A conference committee is working to compromise on differences between the $11.8 billion budget passed in the Senate and an $11.9 billion spending plan proposed by the House Finance Committee that was eventually rejected by the full House after conservatives voted against the budget with Democrats.
Wallner blasted Republicans for sneaking the provision into the budget without public input.
“These provisions never received a public hearing in either the House or Senate, in direct violation of the legislative process,” she said. “If Republican lawmakers are going to turn the budget process into a partisan debate over social issues, the least they can do is follow their own rules and be transparent about it.”
Budget writers began hammering out the details in the conference committee on Friday, with less than a week to submit a budget report by Thursday, so both legislative chambers can vote on the final version of the state budget by June 22. The current fiscal year will end on June 30.
The move to include the abortion provision signals that House GOP leadership is looking to work with conservative members, instead of Democrats, to get a budget passed. Several Democrats in the House have reportedly called the provision a “deal breaker” and if it’s included in the final version, they will vote against it.
The Senate, since it’s a smaller body of 24 members, is not as politically divided as the 400 legislators in the House. The House has several different caucuses, all wanting something different out of the state budget.

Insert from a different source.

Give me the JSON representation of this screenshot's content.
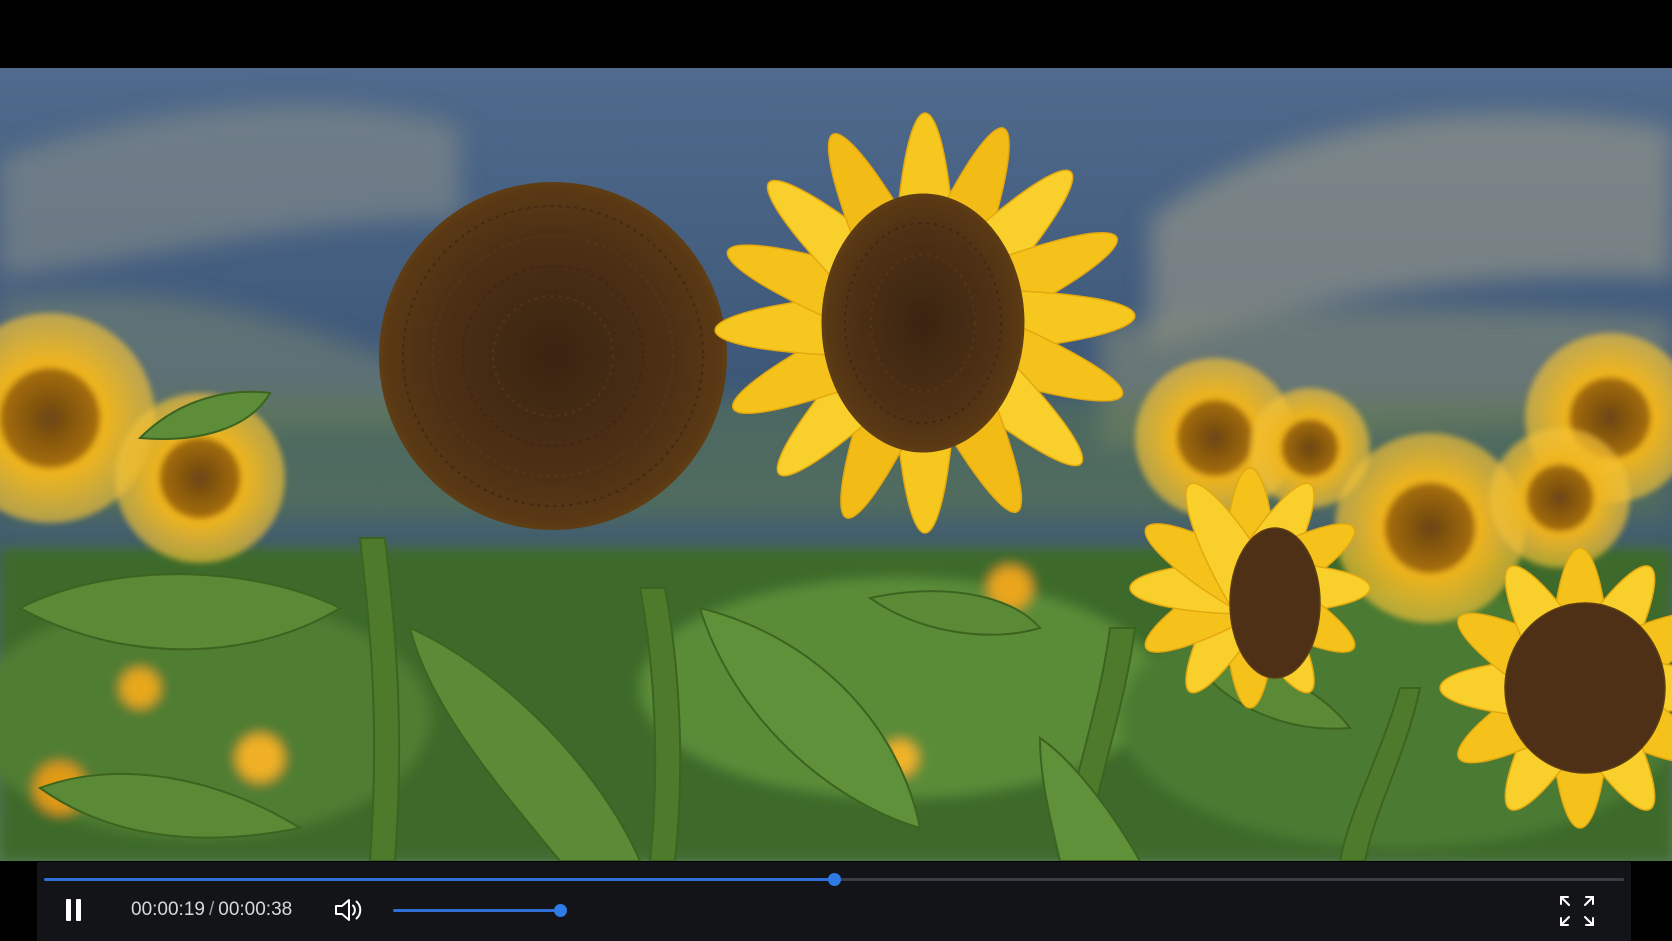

In April, the House failed to pass its version of a budget for the first time since records were kept in 1969. Members of the conservative House Freedom Caucus sided with Democrats to defeat the plan crafted by House GOP leadership citing that spending was too high and there weren’t enough tax cuts.
The Senate version included cuts to the state’s business profits tax and business enterprise tax. House Speaker Shawn Jasper took to Twitter to indicate his support for these cuts.
I support biz tax relief for NH job creators. I urge House colleagues to support our budget that will contain responsible cuts. #NHPolitics
— Speaker Shawn Jasper (@NHSpeaker) June 12, 2017
But the House Freedom Caucus and one of its members, Rep. Victoria Sullivan, R-Manchester, asked if those were the only tax cuts planning to be included in the final version.
Looking forward to more information. Are biz tax cuts the only cuts?
— Victoria Sullivan (@VSullivan4NH) June 12, 2017
With more, or other, tax cuts in the state budget, conservatives could be more inclined to support the GOP-led spending plan. Yet, if the abortion provision and no tax cuts are included in the final version before the House next week, there might not be a budget passed before the end of the fiscal year, which means lawmakers would need to pass a continuing resolution to fund the state government at its current levels and then come back to negotiate a budget again in the fall.
A lot could still happen in the final negotiation days.